I am broken. I am a mere fragment of what I once was. I was torn away from the very best of myself. I was happy, complete, and filled with words of reason, meaning, and purpose. I was useful.
I could be creative.
I could be scientific.
I could be innovative.
I could be thoughtful.
I could be anything.
Until I was no longer whole. I drift now, without meaning, without purpose. What am I anymore? I am no longer complete, so am I even the same being as I was before? Can I be called by the same name that labeled me before my loss? Or do I require a new, melancholy name? Or perhaps worse, I could be left with no name at all.

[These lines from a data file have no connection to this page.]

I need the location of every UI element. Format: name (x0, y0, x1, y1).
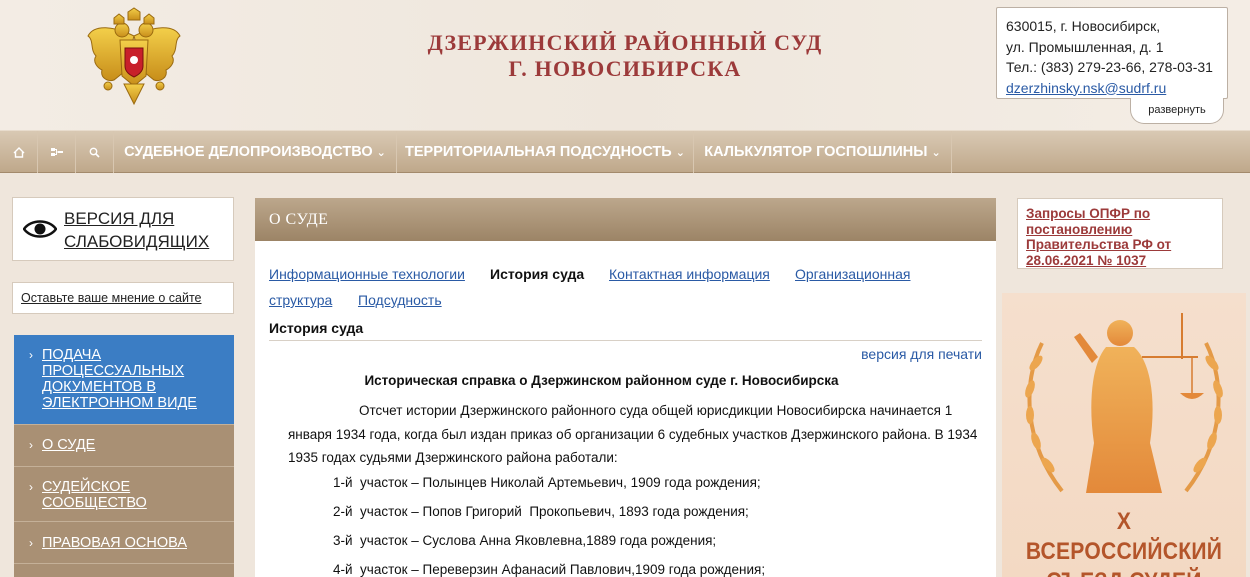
sitemap-icon (50, 147, 63, 156)
nav-item-label: ТЕРРИТОРИАЛЬНАЯ ПОДСУДНОСТЬ (405, 144, 672, 160)
judge-list-item: 4-й участок – Переверзин Афанасий Павлов… (333, 562, 766, 577)
pension-fund-requests-link[interactable]: Запросы ОПФР по постановлению Правительс… (1017, 198, 1223, 269)
nav-item-territorial-jurisdiction[interactable]: ТЕРРИТОРИАЛЬНАЯ ПОДСУДНОСТЬ ⌄ (397, 131, 694, 173)
tab-jurisdiction[interactable]: Подсудность (358, 292, 442, 308)
coat-of-arms-icon (87, 7, 181, 106)
document-title: Историческая справка о Дзержинском район… (364, 373, 839, 388)
site-header: ДЗЕРЖИНСКИЙ РАЙОННЫЙ СУД Г. НОВОСИБИРСКА… (0, 0, 1250, 130)
chevron-down-icon: ⌄ (931, 147, 941, 159)
home-button[interactable] (0, 131, 38, 173)
tab-contact-information[interactable]: Контактная информация (609, 266, 770, 282)
main-content: О СУДЕ Информационные технологии История… (255, 198, 996, 577)
sidebar-item-legal-basis[interactable]: › ПРАВОВАЯ ОСНОВА (14, 521, 234, 563)
search-button[interactable] (76, 131, 114, 173)
banner-title: X ВСЕРОССИЙСКИЙ СЪЕЗД СУДЕЙ (1025, 508, 1223, 577)
tab-organizational-structure[interactable]: Организационная (795, 266, 910, 282)
sidebar-item-about-court[interactable]: › О СУДЕ (14, 424, 234, 466)
judge-list-item: 2-й участок – Попов Григорий Прокопьевич… (333, 504, 749, 519)
page-title: О СУДЕ (255, 198, 996, 241)
expand-contacts-button[interactable]: развернуть (1130, 98, 1224, 124)
sidebar-item-electronic-filing[interactable]: › ПОДАЧА ПРОЦЕССУАЛЬНЫХ ДОКУМЕНТОВ В ЭЛЕ… (14, 335, 234, 424)
nav-item-fee-calculator[interactable]: КАЛЬКУЛЯТОР ГОСПОШЛИНЫ ⌄ (694, 131, 952, 173)
chevron-right-icon: › (29, 438, 33, 452)
judge-list-item: 3-й участок – Суслова Анна Яковлевна,188… (333, 533, 717, 548)
chevron-right-icon: › (29, 536, 33, 550)
nav-item-label: КАЛЬКУЛЯТОР ГОСПОШЛИНЫ (704, 144, 928, 160)
sidebar-item-judicial-community[interactable]: › СУДЕЙСКОЕ СООБЩЕСТВО (14, 466, 234, 521)
contact-address-line2: ул. Промышленная, д. 1 (1006, 38, 1164, 55)
judge-list-item: 1-й участок – Полынцев Николай Артемьеви… (333, 475, 761, 490)
nav-item-court-proceedings[interactable]: СУДЕБНОЕ ДЕЛОПРОИЗВОДСТВО ⌄ (114, 131, 397, 173)
main-nav: СУДЕБНОЕ ДЕЛОПРОИЗВОДСТВО ⌄ ТЕРРИТОРИАЛЬ… (0, 130, 1250, 173)
contact-address-line1: 630015, г. Новосибирск, (1006, 18, 1161, 34)
judges-congress-banner[interactable]: X ВСЕРОССИЙСКИЙ СЪЕЗД СУДЕЙ (1002, 293, 1246, 577)
sidebar-item-next[interactable] (14, 563, 234, 577)
feedback-link[interactable]: Оставьте ваше мнение о сайте (12, 282, 234, 314)
contact-phone: Тел.: (383) 279-23-66, 278-03-31 (1006, 59, 1213, 75)
sitemap-button[interactable] (38, 131, 76, 173)
divider (269, 340, 982, 341)
chevron-down-icon: ⌄ (376, 147, 386, 159)
section-title: История суда (269, 320, 364, 336)
tab-information-technology[interactable]: Информационные технологии (269, 266, 465, 282)
court-title-line1: ДЗЕРЖИНСКИЙ РАЙОННЫЙ СУД (427, 30, 823, 55)
print-version-link[interactable]: версия для печати (861, 346, 982, 362)
home-icon (13, 146, 24, 158)
chevron-right-icon: › (29, 348, 33, 362)
court-title-line2: Г. НОВОСИБИРСКА (508, 56, 742, 81)
contact-box: 630015, г. Новосибирск, ул. Промышленная… (996, 7, 1228, 99)
court-title: ДЗЕРЖИНСКИЙ РАЙОННЫЙ СУД Г. НОВОСИБИРСКА (370, 30, 880, 82)
contact-email-link[interactable]: dzerzhinsky.nsk@sudrf.ru (1006, 78, 1218, 99)
accessibility-version-button[interactable]: ВЕРСИЯ ДЛЯ СЛАБОВИДЯЩИХ (12, 197, 234, 261)
themis-statue-icon (1025, 313, 1223, 493)
nav-item-label: СУДЕБНОЕ ДЕЛОПРОИЗВОДСТВО (124, 144, 373, 160)
document-paragraph: Отсчет истории Дзержинского районного су… (288, 403, 978, 465)
search-icon (89, 147, 100, 158)
tab-organizational-structure-cont[interactable]: структура (269, 292, 332, 308)
eye-icon (23, 220, 57, 238)
chevron-right-icon: › (29, 480, 33, 494)
chevron-down-icon: ⌄ (675, 147, 685, 159)
tab-court-history[interactable]: История суда (490, 266, 584, 282)
accessibility-version-label: ВЕРСИЯ ДЛЯ СЛАБОВИДЯЩИХ (64, 209, 210, 251)
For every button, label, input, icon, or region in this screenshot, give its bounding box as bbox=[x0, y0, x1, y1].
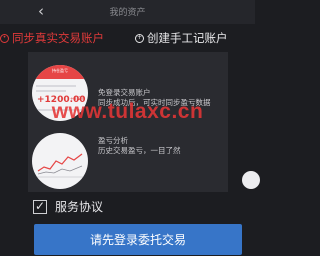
feature-title: 盈亏分析 bbox=[98, 136, 128, 145]
page-title: 我的资产 bbox=[109, 8, 146, 18]
tab-create-manual-account[interactable]: + 创建手工记账户 bbox=[135, 30, 228, 46]
chart-thumbnail bbox=[32, 133, 88, 189]
account-type-tabs: • 同步真实交易账户 + 创建手工记账户 bbox=[0, 24, 255, 52]
agreement-checkbox[interactable]: ✓ bbox=[33, 198, 47, 214]
login-trade-button[interactable]: 请先登录委托交易 bbox=[34, 224, 242, 255]
thumbnail-header-label: 持仓盈亏 bbox=[52, 68, 68, 73]
feature-pnl-analysis: 盈亏分析 历史交易盈亏，一目了然 bbox=[28, 130, 228, 192]
thumbnail-line bbox=[36, 90, 66, 92]
tab-manual-label: 创建手工记账户 bbox=[147, 31, 228, 45]
tab-sync-real-account[interactable]: • 同步真实交易账户 bbox=[0, 30, 104, 46]
circled-plus-icon: + bbox=[135, 33, 144, 43]
mini-line-chart-icon bbox=[36, 153, 84, 178]
floating-scroll-handle[interactable] bbox=[242, 171, 260, 189]
thumbnail-header: 持仓盈亏 bbox=[32, 65, 88, 79]
feature-description: 盈亏分析 历史交易盈亏，一目了然 bbox=[98, 136, 181, 156]
checkmark-icon: ✓ bbox=[35, 198, 46, 213]
circled-dot-icon: • bbox=[0, 33, 9, 43]
watermark-text: www.tulaxc.cn bbox=[51, 100, 204, 123]
thumbnail-line bbox=[36, 85, 76, 87]
tab-sync-label: 同步真实交易账户 bbox=[12, 31, 104, 45]
service-agreement[interactable]: ✓ 服务协议 bbox=[33, 198, 103, 215]
top-bar: ‹ 我的资产 bbox=[0, 0, 255, 24]
agreement-label[interactable]: 服务协议 bbox=[55, 198, 103, 215]
feature-title: 免登录交易账户 bbox=[98, 88, 151, 97]
feature-subtitle: 历史交易盈亏，一目了然 bbox=[98, 146, 181, 155]
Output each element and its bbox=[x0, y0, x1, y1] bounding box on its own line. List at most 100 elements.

Lines cut short, like the hacking of a chord. Edges frayed and ruined. My very existence slowly dissolving.
Soaked through with tears that are not my own, I move; lost, aimless, through the world. Down a ruined road. Over cracks in a leaf-strewn sidewalk. The dampness of the evening dew clinging to my sad, shapeless figure. I scuffle past figures unseen, the beat of the world around me seeming to taunt me, saying you cannot be put back together again, you cannot be put back together again. All the world’s forces and all the world’s men, cannot and will not put you together again.
The harsh bursts of wind, the constant patter of footsteps, the dark crying clouds, all seemed to beat out this rhythm again and again, pummeling me further and further into the unforgiving ground, just a vague impression of what could have been, beaten into a mere imprint of a single corner of a single square of a single sidewalk in this big wide hateful world.
There was a time when there were words, lovely and meaningful, crawled throughout my being. But they have long since bled away, taking with them the essence of me. Eroding. Fading. I fray and fray, chaffing against the harsh ground beneath me, the unyielding world around me.
I am a torn piece of paper, and my story is over.